Environmental data: Water level data (stage) were obtained from gauges of the Brazilian water agency (Agência Nacional de Águas ANA, www.hidroweb.ana.gov.br). Gauges were selected according to their proximity to the fishery monitoring locations. Obtained data was aggregated at a monthly scale to get a ‘seasonal hydrology’ indicator for the study area. We used land cover data from the European Space Agency Climate Change Initiative’s Land Cover project (ESA-CCI; http://maps.elie.ucl.ac.be/ CCI/) as described in Chaudhari et al. (2019). The data comprised an annual time series of land cover mapped at a 300 m spatial resolution based on combinations of map from several remote sensing instruments. The classification follows the LULC classes defined by the UN Land Cover Classification System (LCCS). Based on these classes, we calculated annual areas of forest cover, urbanization, and flooding (flooded area) at two scales: the floodplain (locally called ‘várzea’) and a 20 km buffer to each side of the river.
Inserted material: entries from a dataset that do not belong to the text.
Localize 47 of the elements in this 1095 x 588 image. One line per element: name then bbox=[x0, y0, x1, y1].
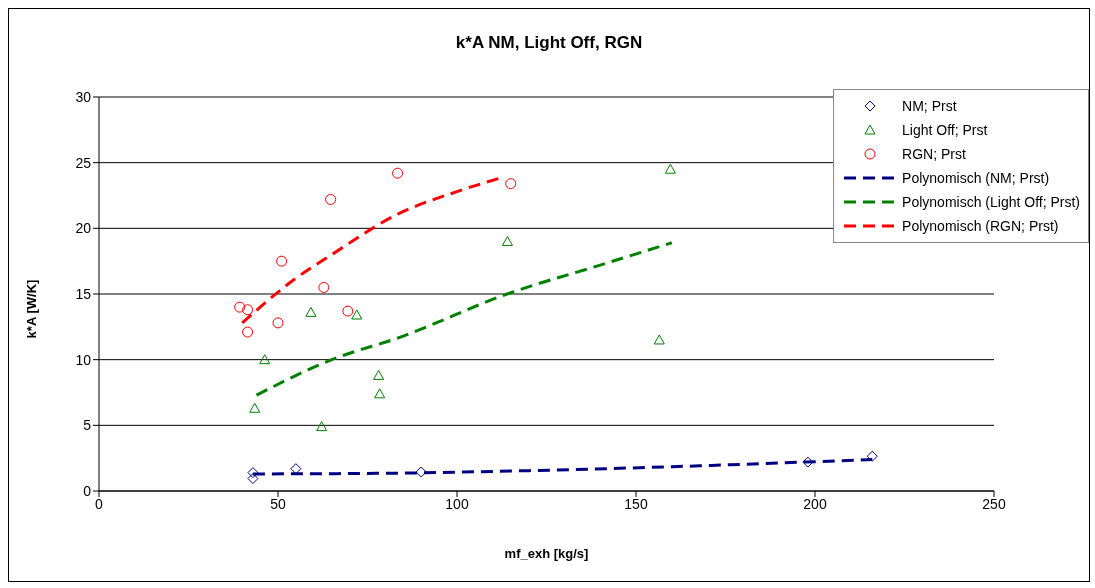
point bbox=[305, 306, 317, 317]
y-tick-label: 5 bbox=[83, 417, 92, 434]
point bbox=[392, 167, 404, 179]
chart-title: k*A NM, Light Off, RGN bbox=[454, 33, 644, 53]
y-tick-label: 25 bbox=[75, 154, 92, 171]
point bbox=[664, 163, 676, 174]
point bbox=[866, 450, 878, 462]
point bbox=[242, 326, 254, 338]
point bbox=[272, 317, 284, 329]
point bbox=[351, 309, 363, 320]
point bbox=[653, 334, 665, 345]
point bbox=[374, 388, 386, 399]
point bbox=[259, 354, 271, 365]
point bbox=[316, 421, 328, 432]
y-axis-title: k*A [W/K] bbox=[23, 279, 39, 339]
x-tick-label: 0 bbox=[95, 495, 104, 512]
point bbox=[242, 304, 254, 316]
legend-label: Polynomisch (Light Off; Prst) bbox=[902, 194, 1080, 210]
point bbox=[249, 402, 261, 413]
x-tick-label: 200 bbox=[803, 495, 827, 512]
point bbox=[247, 467, 259, 479]
y-tick-label: 10 bbox=[75, 351, 92, 368]
point bbox=[318, 281, 330, 293]
legend-label: Polynomisch (NM; Prst) bbox=[902, 170, 1050, 186]
point bbox=[247, 473, 259, 485]
point bbox=[501, 235, 513, 246]
legend-label: NM; Prst bbox=[902, 98, 957, 114]
point bbox=[415, 466, 427, 478]
point bbox=[342, 305, 354, 317]
y-tick-label: 15 bbox=[75, 285, 92, 302]
y-tick-label: 20 bbox=[75, 220, 92, 237]
x-tick-label: 150 bbox=[624, 495, 648, 512]
line-series bbox=[255, 241, 674, 397]
point bbox=[234, 301, 246, 313]
point bbox=[325, 193, 337, 205]
y-tick-label: 30 bbox=[75, 88, 92, 105]
x-tick-label: 50 bbox=[270, 495, 286, 512]
x-tick-label: 100 bbox=[445, 495, 469, 512]
legend-label: RGN; Prst bbox=[902, 146, 966, 162]
legend-label: Light Off; Prst bbox=[902, 122, 988, 138]
point bbox=[276, 255, 288, 267]
point bbox=[505, 178, 517, 190]
x-axis-title: mf_exh [kg/s] bbox=[503, 546, 590, 561]
point bbox=[373, 369, 385, 380]
legend-label: Polynomisch (RGN; Prst) bbox=[902, 218, 1059, 234]
y-tick-label: 0 bbox=[83, 482, 92, 499]
x-tick-label: 250 bbox=[982, 495, 1006, 512]
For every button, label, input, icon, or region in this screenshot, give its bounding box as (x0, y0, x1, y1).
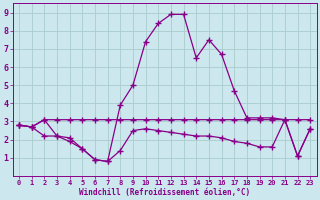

This buffer size was shown to encompass the expansion of the reservoir (Cochrane et al., 2017). We used Pearson correlation tests to evaluate collinearity among land cover variables. Flooded area was negatively correlated (−0.97) with forest cover and positively correlated with urban areas (0.94). These correlations were expected because during and after the construction of the dams, forests were submerged (see Introduction and Cochrane et al., 2017), and the population as well as urbanization have increased substantially. To avoid data multicollinearity and assure visualization of results in biplots, we used flooded area (water_all_buffer, water_all_flood) and excluded forest and urban areas from the analyses.
Usage notes
This dataset contains the environmental data (seasonal hydrology and flooded area at buffer or floodplain scales, and the pre- or post-dam periods) (R table), and the CPUE of each taxon (L table).